Test Case '-[AppTests.IngestorTests test_ingest_unique_owner_name_violation]' failed (0.271 seconds).
Test Suite 'IngestorTests' failed at 2023-06-19 11:06:58.044.
	 Executed 1 test, with 2 failures (0 unexpected) in 0.271 (0.271) seconds
Test Suite 'SPI-ServerPackageTests.xctest' failed at 2023-06-19 11:06:58.044.
	 Executed 1 test, with 2 failures (0 unexpected) in 0.271 (0.272) seconds
Test Suite 'Selected tests' failed at 2023-06-19 11:06:58.044.
	 Executed 1 test, with 2 failures (0 unexpected) in 0.271 (0.272) seconds

What the test does is configure a CapturingLogger which records all the logs. The essential bit of the test assertions is

XCTAssertEqual(logs.count, 1)
let log = try XCTUnwrap(logs.first)
XCTAssertEqual(log.level, .critical)
XCTAssertEqual(log.message, #"server: duplicate key value violates unique constraint "idx_repositories_owner_name" (_bt_check_unique)"#)

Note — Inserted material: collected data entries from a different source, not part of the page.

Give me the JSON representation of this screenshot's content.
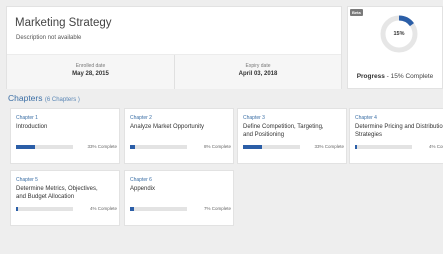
{
  "course": {
    "title": "Marketing Strategy",
    "description": "Description not available",
    "enrolled_label": "Enrolled date",
    "enrolled_value": "May 28, 2015",
    "expiry_label": "Expiry date",
    "expiry_value": "April 03, 2018"
  },
  "progress": {
    "badge": "Beta",
    "percent": 15,
    "percent_label": "15%",
    "caption_bold": "Progress",
    "caption_rest": " - 15% Complete",
    "arc_color": "#2b5ea7",
    "track_color": "#e6e6e6"
  },
  "chapters_section": {
    "heading": "Chapters",
    "count": "(6 Chapters )"
  },
  "chapters": [
    {
      "number": "Chapter 1",
      "title": [
        "Introduction"
      ],
      "complete": 33,
      "complete_label": "33% Complete"
    },
    {
      "number": "Chapter 2",
      "title": [
        "Analyze Market Opportunity"
      ],
      "complete": 8,
      "complete_label": "8% Complete"
    },
    {
      "number": "Chapter 3",
      "title": [
        "Define Competition, Targeting,",
        "and Positioning"
      ],
      "complete": 33,
      "complete_label": "33% Complete"
    },
    {
      "number": "Chapter 4",
      "title": [
        "Determine Pricing and Distribution",
        "Strategies"
      ],
      "complete": 4,
      "complete_label": "4% Complete"
    },
    {
      "number": "Chapter 5",
      "title": [
        "Determine Metrics, Objectives,",
        "and Budget Allocation"
      ],
      "complete": 4,
      "complete_label": "4% Complete"
    },
    {
      "number": "Chapter 6",
      "title": [
        "Appendix"
      ],
      "complete": 7,
      "complete_label": "7% Complete"
    }
  ]
}
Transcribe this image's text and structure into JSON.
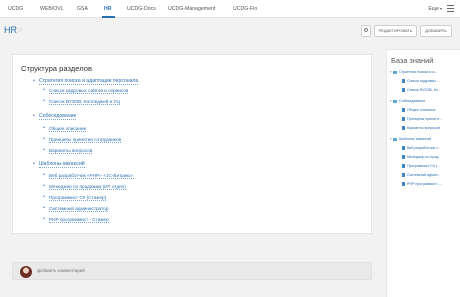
{
  "nav": {
    "tabs": [
      "UCDG",
      "WEB/OVL",
      "GSA",
      "HR",
      "UCDG-Docs",
      "UCDG-Management",
      "UCDG-Fin"
    ],
    "active": "HR",
    "more_label": "Еще"
  },
  "header": {
    "title": "HR",
    "gear_label": "⚙",
    "edit_label": "РЕДАКТИРОВАТЬ",
    "add_label": "ДОБАВИТЬ"
  },
  "content": {
    "heading": "Структура разделов",
    "sections": [
      {
        "label": "Стратегия поиска и адаптации персонала",
        "children": [
          "Список кадровых сайтов и сервисов",
          "Список ВУЗОВ, Колледжей и УЦ"
        ]
      },
      {
        "label": "Собеседование",
        "children": [
          "Общее описание",
          "Принципы принятия сотрудников",
          "Варианты вопросов"
        ]
      },
      {
        "label": "Шаблоны вакансий",
        "children": [
          "Веб разработчик «PHP» +1С-Битрикс»",
          "Менеджер по продажам (ИТ отдел)",
          "Программист C# (Стажер)",
          "Системный администратор",
          "PHP программист - Стажер"
        ]
      }
    ]
  },
  "comment": {
    "placeholder": "Добавить комментарий"
  },
  "knowledge_base": {
    "title": "База знаний",
    "tree": [
      {
        "label": "Стратегия поиска и а...",
        "type": "folder",
        "level": 0,
        "expanded": true
      },
      {
        "label": "Список кадровых ...",
        "type": "doc",
        "level": 1
      },
      {
        "label": "Список ВУЗОВ, Ко...",
        "type": "doc",
        "level": 1
      },
      {
        "label": "Собеседование",
        "type": "folder",
        "level": 0,
        "expanded": true
      },
      {
        "label": "Общее описание",
        "type": "doc",
        "level": 1
      },
      {
        "label": "Принципы приняти...",
        "type": "doc",
        "level": 1
      },
      {
        "label": "Варианты вопросов",
        "type": "doc",
        "level": 1
      },
      {
        "label": "Шаблоны вакансий",
        "type": "folder",
        "level": 0,
        "expanded": true
      },
      {
        "label": "Веб разработчик «...",
        "type": "doc",
        "level": 1
      },
      {
        "label": "Менеджер по прод...",
        "type": "doc",
        "level": 1
      },
      {
        "label": "Программист C# (...",
        "type": "doc",
        "level": 1
      },
      {
        "label": "Системный админ...",
        "type": "doc",
        "level": 1
      },
      {
        "label": "PHP программист -...",
        "type": "doc",
        "level": 1
      }
    ]
  },
  "colors": {
    "accent": "#2a6fb0",
    "folder": "#5aa4d8",
    "doc": "#3d82c2"
  }
}
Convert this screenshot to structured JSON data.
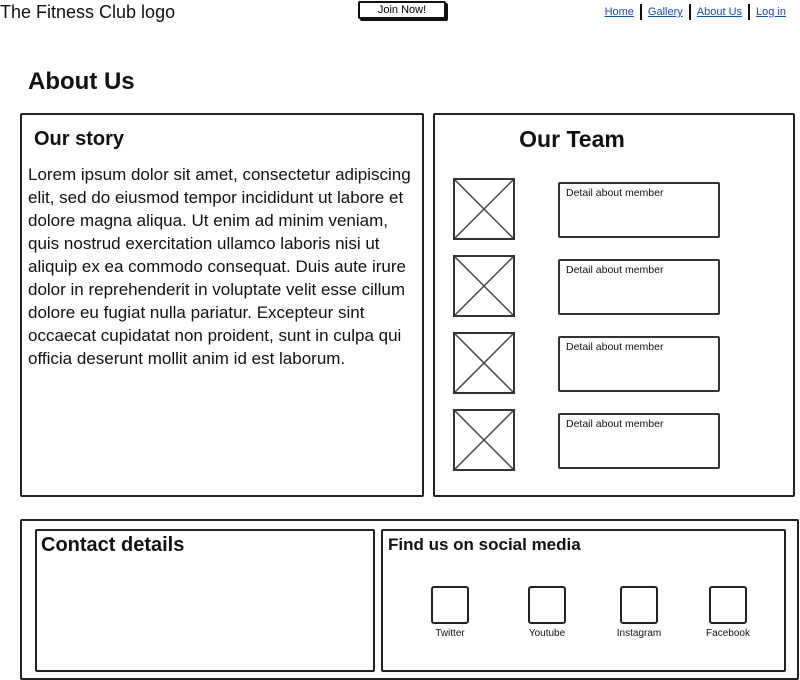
{
  "header": {
    "logo_text": "The Fitness Club logo",
    "join_label": "Join Now!",
    "nav": [
      "Home",
      "Gallery",
      "About Us",
      "Log in"
    ]
  },
  "page_title": "About Us",
  "story": {
    "heading": "Our story",
    "text": "Lorem ipsum dolor sit amet, consectetur adipiscing elit, sed do eiusmod tempor incididunt ut labore et dolore magna aliqua. Ut enim ad minim veniam, quis nostrud exercitation ullamco laboris nisi ut aliquip ex ea commodo consequat. Duis aute irure dolor in reprehenderit in voluptate velit esse cillum dolore eu fugiat nulla pariatur. Excepteur sint occaecat cupidatat non proident, sunt in culpa qui officia deserunt mollit anim id est laborum."
  },
  "team": {
    "heading": "Our Team",
    "members": [
      {
        "detail": "Detail about member"
      },
      {
        "detail": "Detail about member"
      },
      {
        "detail": "Detail about member"
      },
      {
        "detail": "Detail about member"
      }
    ]
  },
  "contact": {
    "heading": "Contact details"
  },
  "social": {
    "heading": "Find us on social media",
    "items": [
      {
        "label": "Twitter",
        "icon": "twitter-icon"
      },
      {
        "label": "Youtube",
        "icon": "youtube-icon"
      },
      {
        "label": "Instagram",
        "icon": "instagram-icon"
      },
      {
        "label": "Facebook",
        "icon": "facebook-icon"
      }
    ]
  }
}
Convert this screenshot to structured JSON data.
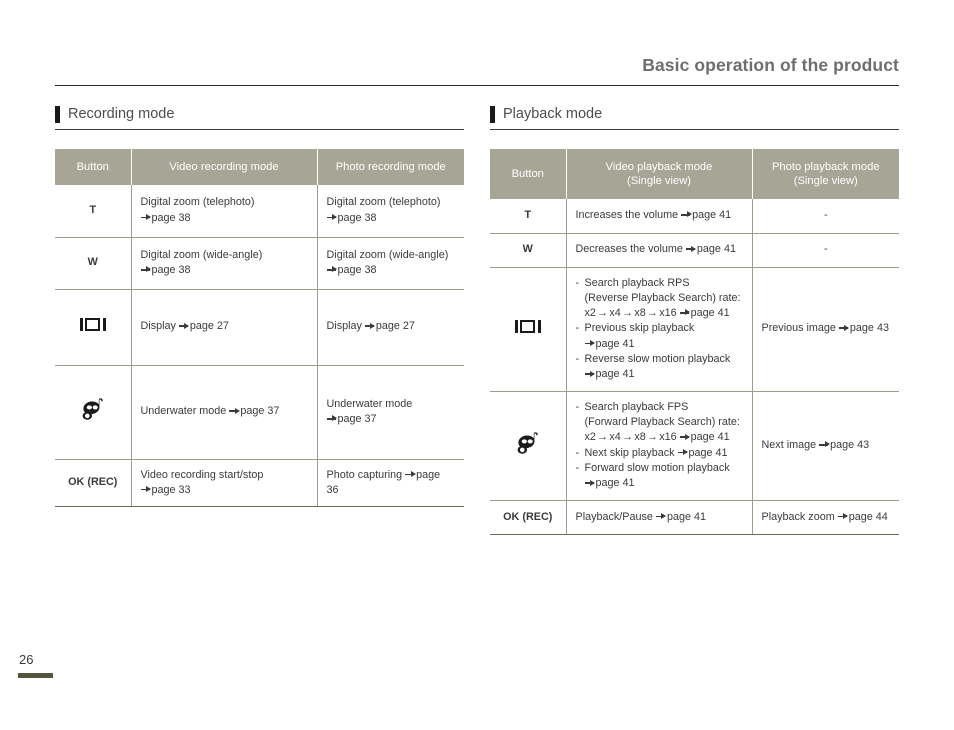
{
  "page": {
    "header_title": "Basic operation of the product",
    "page_number": "26"
  },
  "icons": {
    "display": "display-button-icon",
    "underwater": "underwater-mode-icon",
    "arrow": "page-reference-arrow-icon"
  },
  "colors": {
    "table_header_bg": "#a6a596",
    "table_border": "#9d9d8b",
    "footer_bar": "#55553f",
    "header_title_text": "#6d6e70",
    "section_bar": "#1a1a1a"
  },
  "recording": {
    "section_title": "Recording mode",
    "headers": {
      "button": "Button",
      "video": "Video recording mode",
      "photo": "Photo recording mode"
    },
    "rows": [
      {
        "button": "T",
        "video_line1": "Digital zoom (telephoto)",
        "video_line2": "page 38",
        "photo_line1": "Digital zoom (telephoto)",
        "photo_line2": "page 38"
      },
      {
        "button": "W",
        "video_line1": "Digital zoom (wide-angle)",
        "video_line2": "page 38",
        "photo_line1": "Digital zoom (wide-angle)",
        "photo_line2": "page 38"
      },
      {
        "button": "display-icon",
        "video_line1": "Display",
        "video_line2": "page 27",
        "photo_line1": "Display",
        "photo_line2": "page 27"
      },
      {
        "button": "underwater-icon",
        "video_line1": "Underwater mode",
        "video_line2": "page 37",
        "photo_line1": "Underwater mode",
        "photo_line2": "page 37"
      },
      {
        "button": "OK (REC)",
        "video_line1": "Video recording start/stop",
        "video_line2": "page 33",
        "photo_line1": "Photo capturing",
        "photo_line2": "page 36"
      }
    ]
  },
  "playback": {
    "section_title": "Playback mode",
    "headers": {
      "button": "Button",
      "video_line1": "Video playback mode",
      "video_line2": "(Single view)",
      "photo_line1": "Photo playback mode",
      "photo_line2": "(Single view)"
    },
    "rows": {
      "t": {
        "button": "T",
        "video_text": "Increases the volume",
        "video_page": "page 41",
        "photo_text": "-"
      },
      "w": {
        "button": "W",
        "video_text": "Decreases the volume",
        "video_page": "page 41",
        "photo_text": "-"
      },
      "display": {
        "button": "display-icon",
        "item1_line1": "Search playback RPS",
        "item1_line2": "(Reverse Playback Search) rate:",
        "item1_rate": [
          "x2",
          "x4",
          "x8",
          "x16"
        ],
        "item1_page": "page 41",
        "item2_line1": "Previous skip playback",
        "item2_page": "page 41",
        "item3_line1": "Reverse slow motion playback",
        "item3_page": "page 41",
        "photo_text": "Previous image",
        "photo_page": "page 43"
      },
      "underwater": {
        "button": "underwater-icon",
        "item1_line1": "Search playback FPS",
        "item1_line2": "(Forward Playback Search) rate:",
        "item1_rate": [
          "x2",
          "x4",
          "x8",
          "x16"
        ],
        "item1_page": "page 41",
        "item2_line1": "Next skip playback",
        "item2_page": "page 41",
        "item3_line1": "Forward slow motion playback",
        "item3_page": "page 41",
        "photo_text": "Next image",
        "photo_page": "page 43"
      },
      "ok": {
        "button": "OK (REC)",
        "video_text": "Playback/Pause",
        "video_page": "page 41",
        "photo_text": "Playback zoom",
        "photo_page": "page 44"
      }
    }
  }
}
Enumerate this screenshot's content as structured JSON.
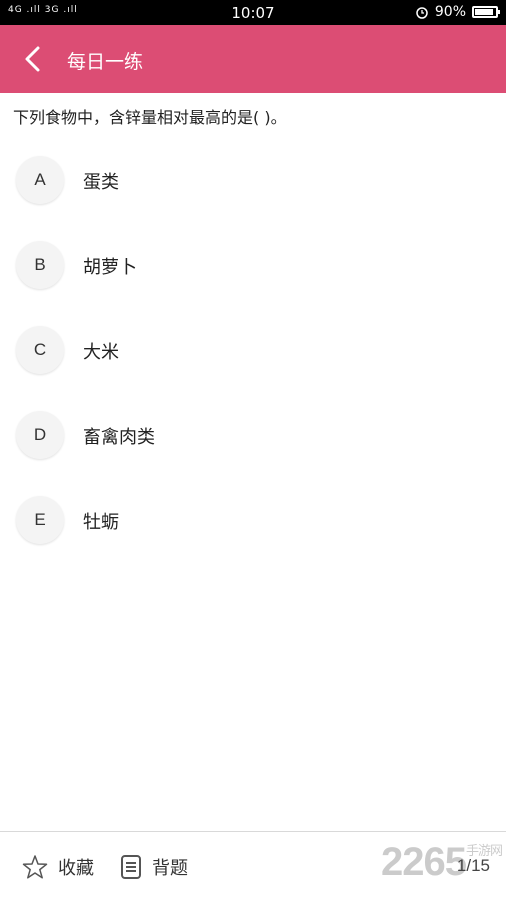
{
  "status_bar": {
    "signal": "4G .ıll 3G .ıll",
    "time": "10:07",
    "battery_percent": "90%",
    "battery_level": 0.9
  },
  "app_bar": {
    "title": "每日一练",
    "back_icon": "chevron-left-icon",
    "background": "#dc4d74"
  },
  "question": {
    "text": "下列食物中，含锌量相对最高的是( )。"
  },
  "options": [
    {
      "letter": "A",
      "text": "蛋类"
    },
    {
      "letter": "B",
      "text": "胡萝卜"
    },
    {
      "letter": "C",
      "text": "大米"
    },
    {
      "letter": "D",
      "text": "畜禽肉类"
    },
    {
      "letter": "E",
      "text": "牡蛎"
    }
  ],
  "bottom_bar": {
    "favorite_label": "收藏",
    "favorite_icon": "star-outline-icon",
    "memorize_label": "背题",
    "memorize_icon": "document-icon",
    "progress": "1/15"
  },
  "watermark": {
    "text": "2265",
    "suffix": "手游网"
  }
}
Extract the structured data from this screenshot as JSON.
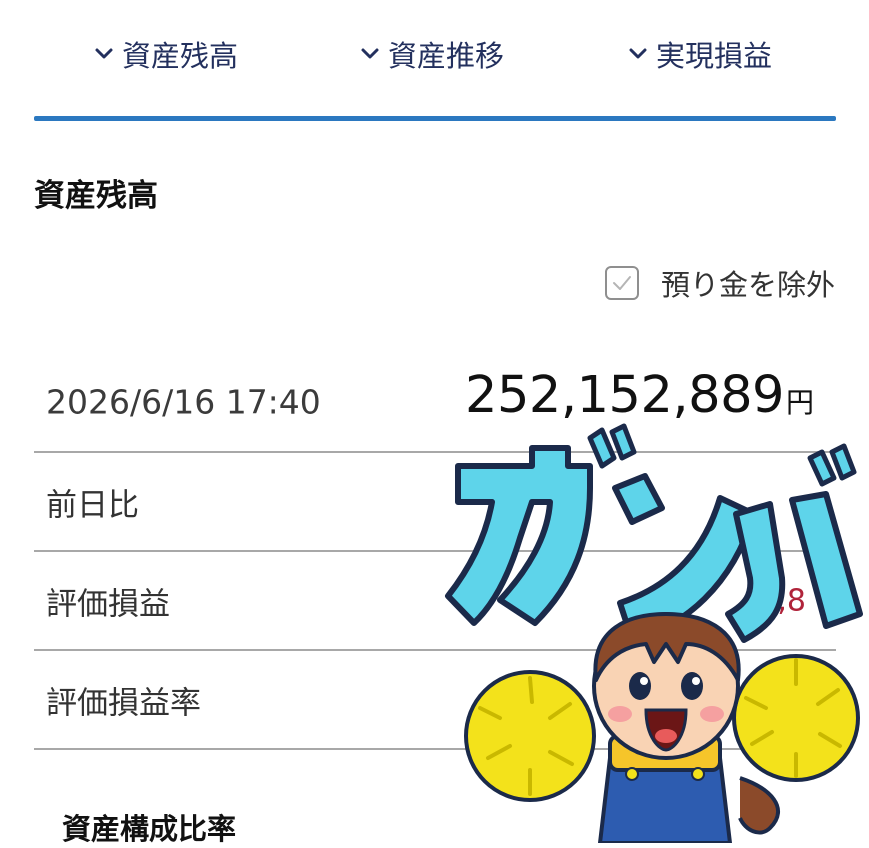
{
  "nav": {
    "tabs": [
      {
        "label": "資産残高",
        "icon": "chevron-down-icon"
      },
      {
        "label": "資産推移",
        "icon": "chevron-down-icon"
      },
      {
        "label": "実現損益",
        "icon": "chevron-down-icon"
      }
    ],
    "accent_color": "#2b78c0"
  },
  "section": {
    "title": "資産残高",
    "exclude_deposit": {
      "label": "預り金を除外",
      "checked": true
    }
  },
  "summary": {
    "datetime": "2026/6/16 17:40",
    "total_value": "252,152,889",
    "total_unit": "円",
    "rows": [
      {
        "label": "前日比",
        "value": ""
      },
      {
        "label": "評価損益",
        "value": "3,8"
      },
      {
        "label": "評価損益率",
        "value": ""
      }
    ]
  },
  "composition": {
    "title": "資産構成比率"
  },
  "sticker": {
    "text": "ガンバレ"
  }
}
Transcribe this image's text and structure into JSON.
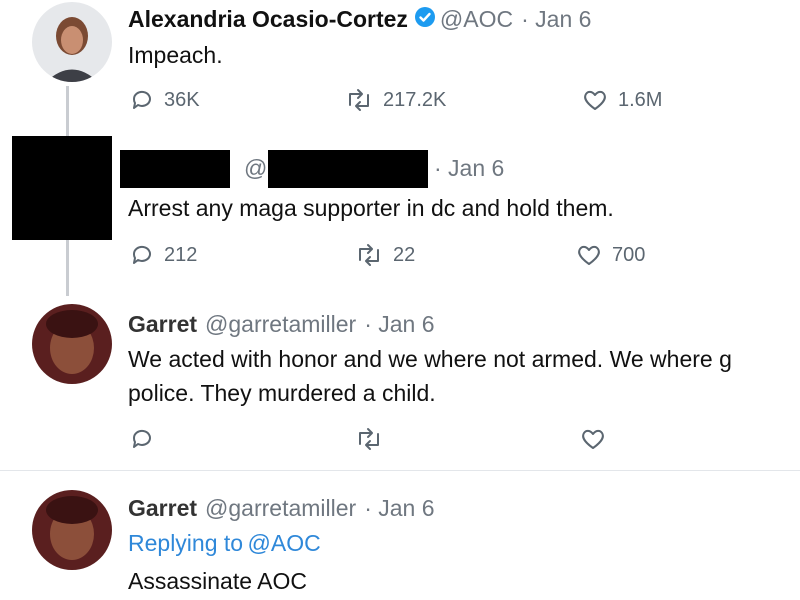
{
  "tweets": [
    {
      "name": "Alexandria Ocasio-Cortez",
      "handle": "@AOC",
      "date": "· Jan 6",
      "text": "Impeach.",
      "replies": "36K",
      "retweets": "217.2K",
      "likes": "1.6M"
    },
    {
      "handle_at": "@",
      "date": "· Jan 6",
      "text": "Arrest any maga supporter in dc and hold them.",
      "replies": "212",
      "retweets": "22",
      "likes": "700"
    },
    {
      "name": "Garret",
      "handle": "@garretamiller",
      "date": "· Jan 6",
      "text_line1": "We acted with honor and we where not armed. We where g",
      "text_line2": "police. They murdered a child."
    },
    {
      "name": "Garret",
      "handle": "@garretamiller",
      "date": "· Jan 6",
      "replying_prefix": "Replying to",
      "replying_to": "@AOC",
      "text": "Assassinate AOC"
    }
  ],
  "icons": {
    "reply": "reply-icon",
    "retweet": "retweet-icon",
    "like": "heart-icon",
    "verified": "verified-badge-icon"
  },
  "colors": {
    "handle_gray": "#6f7780",
    "link_blue": "#2f88d9",
    "verified_blue": "#1d9bf0"
  }
}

There are no other code changes that could affect the change in assert level we're seeing, as far as I can see, just the fluent-postgres-driver version.

Does help to explain the issue? Is there something wrong with the way we're using/testing this?

@gwynne
Copy link
Member

gwynne commented Jun 19, 2023

To be honest, I'm at a loss as far as the log level goes - even a code search across the entire Vapor org doesn't show anywhere that we were doing anything at the critical level for database errors, or any other kind really. Is it possible you have either an extension on PostgresError that conformed it to DebuggableError (which Vapor's ErrorMiddleware would then use to log it at the level that conformance specifies), or a catch clause specific to PostgresError somewhere?

@gwynne
Copy link
Member

gwynne commented Jun 19, 2023

@fabianfett BTW, told you the new conformance was a little verbose... 😜

@gwynne
Copy link
Member

gwynne commented Jun 19, 2023

@finestructure Oh, I keep forgetting to mention - for a check of this nature you can leverage DatabaseError conformance (which both the old PostgresError and the new PSQLError have) by checking error.isConstraintFailure rather than trying to parse a log message (though your test looks to be aimed more at ensuring that requisite details get logged for later investigation, which that won't help with).

@finestructure
Copy link
Member Author

or a catch clause specific to PostgresError somewhere

Oooh, thanks so much @gwynne , that was exactly it. We had

        case let .failure(error) where error is PostgresError:
            // Escalate database errors to critical
            Current.logger().critical("\(error)")
            try await recordError(database: database, error: error, stage: stage)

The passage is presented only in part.